Anyone remember Nuvo? This nightmarish concoction of vodka, sparkling wine, raspberry, peach and strawberry flavours came in a perfume-a-like bottle which, in all its patronising Barbie pink-for-the-girls ghastliness, made the packaging about as appealing as the contents. Diageo bought a 70% stake in the business in 2010, and promptly sold it back again three years later.

Other launches are, to misquote Macbeth, full of sound and fury, but signifying not very much. Absolut Tune – vodka and sparkling Sauvignon Blanc, confined to the US and Mexico; Zaconey (Bourbon, Irish whiskey, honey and a distinctly cheesy Coney Island marketing shtick): bit of a fuss in Ireland, nada anywhere else.

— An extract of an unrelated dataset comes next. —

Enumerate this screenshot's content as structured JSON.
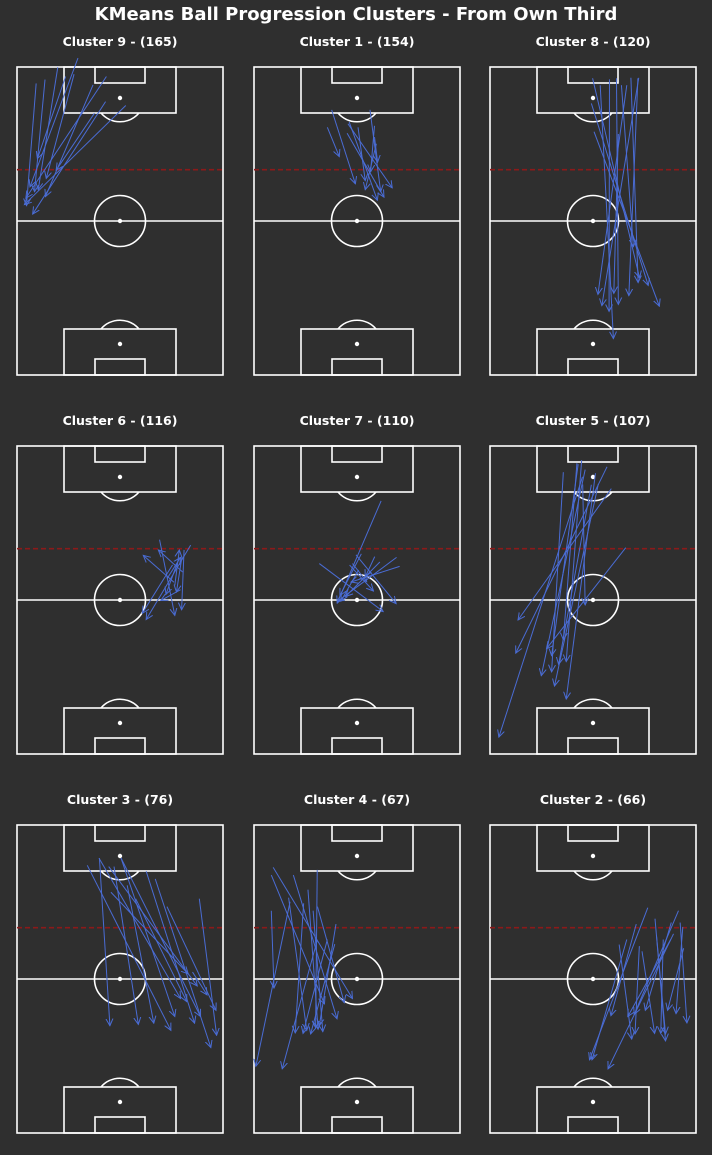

Even Grey Goose VX is not entirely original – Twenty Grand (a Cognac and vodka blend) was launched in the US in 2013, although, given that it typically retails for about $30, it’s not quite as, erm, aspirational in its pricing as the Grey Goose launch.

They’ve clearly done a thorough – I’m tempted to say “kitchen sink” – job on the marketing, what with “limited quantities”, Grande Champagne Cognac, “extra-flint” glass (whatever that is) and a “collectible” stopper, but I revert to my original question: Why?

I’m reminded of another couple of “hybrid” products that were released in the US back in 2011. Courvoisier Rosé blended Cognac with rosé wine; Courvoisier Gold mixed it with Moscato wine. Both tapped into distinct and dynamic consumer trends: Cognac, rosé wine, grape variety-du-jour Moscato.

Three years on, and brand owner Beam Suntory is beginning to distance itself from these and similar ideas, voicing an intention to focus instead on “what we do best” – i.e. making Cognac.

And what’s wrong with that? Let Cognac be Cognac, and let vodka be vodka. Both are strong categories in their own right that shouldn’t need to piggyback on another spirit’s credentials.

What claims to be innovation – whether it’s Grey Goose VX, Malibu Red or any of the above – is, instead, the opposite: The direct consequence of a failure to innovate within a specific category. And, what of consumer appeal? These crossbreed spirits may have novelty value, but will they have longevity?

The last of those zedonks at that zoo down the road died in about 2009, just a few decades after the whole misbegotten enterprise commenced.

If any of these hybrid spirits last half that time, I’ll be hugely surprised; and a lot more impressed than I was by that donkey with the stripy socks.